Most folks in the know (don’t look at me) are pumped about the new Black Dog Tavern. (In case you’ve been sleeping these past two months, Tad Gaither’s slice o’ the East Village is relocating from a cellar on Throckmorton Street in downtown to a posh address off West Seventh Street near Fred’s Texas Café and Pop’s Safari Cigars & Fine Wines.)

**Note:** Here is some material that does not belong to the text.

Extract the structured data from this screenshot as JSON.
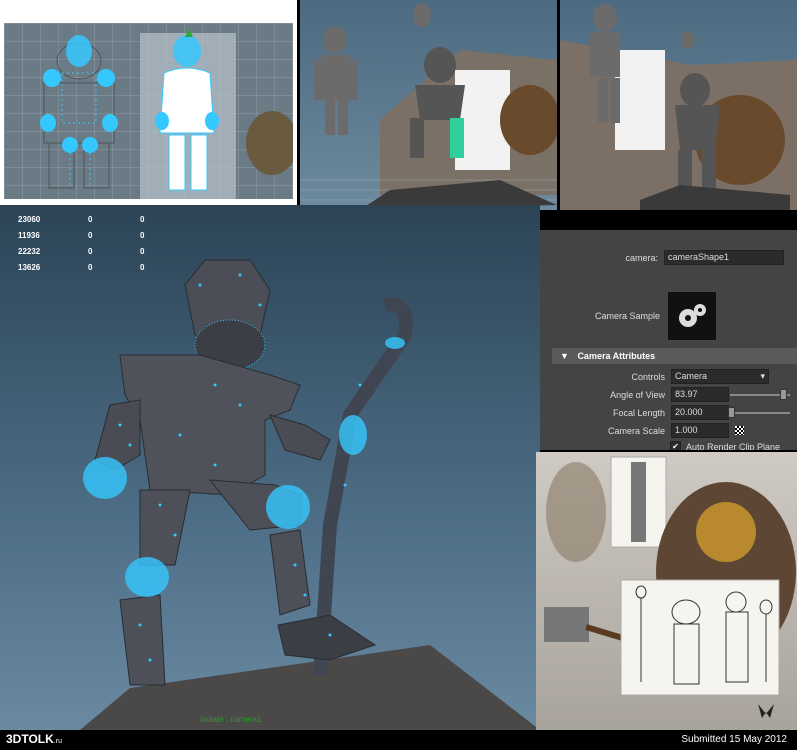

Not only do insiders say that the new Dog will be cleaner, safer, and cleaner (and have I said, “cleaner”?) – without losing its rough-hewn image – my moles also tell me that the bands are gonna be much happier; rumor has it that Gaither’s even sprung for a stage. (Holy shit.) It won’t be as big as Axis’, no, but it’ll be better than the old corner of the room where Dog performers were forced to play in the Throckmorton joint. Before the Dog shut down to begin moving recently, the club was also getting way more adventurous in its booking.

The trend seems to be continuing: The ka-razy house bands that have recently been brought on – Confusatron, Sonic Death Monkee, and others, including the folks who play on jazz night – don’t seem to be in danger of getting the boot, and every Friday in the fall, the Dog plans on hosting Dog Shows, in conjunction with the mature children at The Good Show (broadcast every Sunday night on KTCU/88.7-FM The Choice) and local do-it-all music team Spune Productions (representing Lamonica, Sleepy Atlantis, The Snowdonnas, The Theater Fire, and others). Until the new Dog gets up and yapping, swing by the Wreck Room (3208 W 7th St, FW; 817-348-8303) and check out Confusatron on New Year’s Eve and Sonic Death Monkee tomorrow (Thu), with Tame Tame & Quiet and Heaven is a Hotel.

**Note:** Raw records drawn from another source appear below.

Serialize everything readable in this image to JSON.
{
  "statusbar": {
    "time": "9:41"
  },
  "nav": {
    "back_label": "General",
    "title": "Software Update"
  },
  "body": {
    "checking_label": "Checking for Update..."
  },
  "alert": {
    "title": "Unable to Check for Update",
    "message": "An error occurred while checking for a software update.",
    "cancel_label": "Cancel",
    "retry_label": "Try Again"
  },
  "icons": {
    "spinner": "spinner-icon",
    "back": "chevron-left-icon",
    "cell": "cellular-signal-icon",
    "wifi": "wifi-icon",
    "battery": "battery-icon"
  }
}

… Congrats to the good folks behind Experience the Art of Music, an annual weekend-long music and art extravaganza that helps expose the plebes to Art and raise money for a worthy cause. This year’s installation, which took place last weekend at Axis, generated approximately $1,100 for the Women’s Center of Tarrant County. Maybe by 2010, Experience will completely obliterate – um, I mean, complement – that other annual multi-discipline festival, in Austin.